Notice that there is a gap between start of the extended partition (hda3) and the start of the first logical partition (hda5). For the logical partitions (hda5 through hda9), there are also gaps between the end of one logical partition and the start of the next logical partition. These gaps contain metadata for partition information. Because these metadata regions lie inside the public region, VxVM allocates subdisks over them to prevent accidental allocation of this space to volumes.
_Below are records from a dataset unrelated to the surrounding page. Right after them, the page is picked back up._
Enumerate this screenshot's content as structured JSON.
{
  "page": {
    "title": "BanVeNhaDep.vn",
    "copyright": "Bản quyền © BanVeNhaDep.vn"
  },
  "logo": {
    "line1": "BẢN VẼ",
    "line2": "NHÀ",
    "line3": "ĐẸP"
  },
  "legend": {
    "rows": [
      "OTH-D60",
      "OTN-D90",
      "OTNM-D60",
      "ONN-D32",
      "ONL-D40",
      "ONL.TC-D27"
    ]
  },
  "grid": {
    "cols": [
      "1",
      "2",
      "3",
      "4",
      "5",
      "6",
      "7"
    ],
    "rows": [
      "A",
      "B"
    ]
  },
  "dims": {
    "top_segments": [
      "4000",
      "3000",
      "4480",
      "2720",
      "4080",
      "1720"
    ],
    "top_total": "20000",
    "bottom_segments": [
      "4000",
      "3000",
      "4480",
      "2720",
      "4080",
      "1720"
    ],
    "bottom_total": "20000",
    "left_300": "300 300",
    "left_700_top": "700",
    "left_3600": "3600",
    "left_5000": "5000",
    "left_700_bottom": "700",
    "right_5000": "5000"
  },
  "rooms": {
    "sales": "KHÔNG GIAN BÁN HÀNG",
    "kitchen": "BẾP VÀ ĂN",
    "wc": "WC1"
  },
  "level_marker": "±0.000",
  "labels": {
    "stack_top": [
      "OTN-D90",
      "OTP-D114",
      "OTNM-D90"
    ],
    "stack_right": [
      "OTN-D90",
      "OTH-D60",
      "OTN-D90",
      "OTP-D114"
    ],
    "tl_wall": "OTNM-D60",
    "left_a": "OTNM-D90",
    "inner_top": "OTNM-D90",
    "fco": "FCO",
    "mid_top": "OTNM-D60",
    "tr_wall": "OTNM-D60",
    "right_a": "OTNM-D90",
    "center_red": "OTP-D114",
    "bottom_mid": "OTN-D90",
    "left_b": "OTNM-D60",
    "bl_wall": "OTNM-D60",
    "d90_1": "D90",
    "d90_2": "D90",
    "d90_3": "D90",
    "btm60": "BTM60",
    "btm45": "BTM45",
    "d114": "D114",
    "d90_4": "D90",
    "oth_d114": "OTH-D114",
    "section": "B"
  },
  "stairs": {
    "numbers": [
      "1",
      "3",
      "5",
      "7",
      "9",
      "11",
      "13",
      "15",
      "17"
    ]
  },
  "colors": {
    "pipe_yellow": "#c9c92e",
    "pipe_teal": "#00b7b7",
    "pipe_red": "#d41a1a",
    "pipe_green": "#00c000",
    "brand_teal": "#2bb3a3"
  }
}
After the root disk has been encapsulated, the output from the vxprint command appears similar to this:

Disk group: rootdg

TY NAME ASSOC KSTATE LENGTH PLOFFS STATE TUTIL0 PUTIL0

dg rootdg rootdg - - - - - -

dm disk01 sdh - 17765181 - - - -

dm rootdisk hda - 39053952 - - - -

sd meta-rootdisk05 - ENABLED 63 - - - METADATA

sd meta-rootdisk06 - ENABLED 63 - - - METADATA

sd meta-rootdisk07 - ENABLED 63 - - - METADATA

sd meta-rootdisk08 - ENABLED 63 - - - METADATA

sd meta-rootdisk09 - ENABLED 63 - - - METADATA

sd meta-rootdisk10 - ENABLED 63 - - - METADATA

sd rootdiskPriv - ENABLED 2049 - - - PRIVATE

v bootvol fsgen ENABLED 2104452 - ACTIVE - -

pl bootvol-01 bootvol ENABLED 2104452 - ACTIVE - -

sd rootdisk-07 bootvol-01 ENABLED 2104452 0 - - -

v homevol fsgen ENABLED 4192902 - ACTIVE - -

pl homevol-01 homevol ENABLED 4192902 - ACTIVE - -

sd rootdisk-05 homevol-01 ENABLED 4192902 0 - - -

v optvol fsgen ENABLED 4192902 - ACTIVE - -

pl optvol-01 optvol ENABLED 4192902 - ACTIVE - -

sd rootdisk-04 optvol-01 ENABLED 4192902 0 - - -

v rootvol root ENABLED 4192902 - ACTIVE - -

pl rootvol-01 rootvol ENABLED 4192902 - ACTIVE - -

sd rootdisk-02 rootvol-01 ENABLED 4192902 0 - - -

v swapvol swap ENABLED 2104452 - ACTIVE - -

pl swapvol-01 swapvol ENABLED 2104452 - ACTIVE - -

sd rootdisk-01 swapvol-01 ENABLED 2104452 0 - - -

v usrvol fsgen ENABLED 4192965 - ACTIVE - -

pl usrvol-01 usrvol ENABLED 4192965 - ACTIVE - -

sd rootdisk-06 usrvol-01 ENABLED 4192965 0 - - -

v varvol fsgen ENABLED 4192902 - ACTIVE - -

pl varvol-01 varvol ENABLED 4192902 - ACTIVE - -

sd rootdisk-03 varvol-01 ENABLED 4192902 0 - - -

The new partition table for the root disk appears similar to the following:

# fdisk -ul /dev/hda

Disk /dev/hda: 255 heads, 63 sectors, 2431 cylinders

Units = sectors of 1 * 512 bytes

Device Boot Start End Blocks Id System

/dev/hda1 63 2104514 1052226 83 Linux

/dev/hda2 2104515 6297479 2096482+ 83 Linux

/dev/hda3 6329610 39054014 16362202+ 5 Extended

/dev/hda4 63 39054014 19526976 7e Unknown

/dev/hda5 6329673 10522574 2096451 83 Linux

/dev/hda6 10522638 14715539 2096451 83 Linux

/dev/hda7 14715603 18908504 2096451 83 Linux

/dev/hda8 18908568 23101469 2096451 83 Linux

/dev/hda9 23101533 25205984 1052226 82 Linux swap

/dev/hda10 39051966 39054014 1024+ 7f Unknown

In this example, primary partition hda4 and logical partition hda10 have been created to represent the VxVM public and private regions respectively.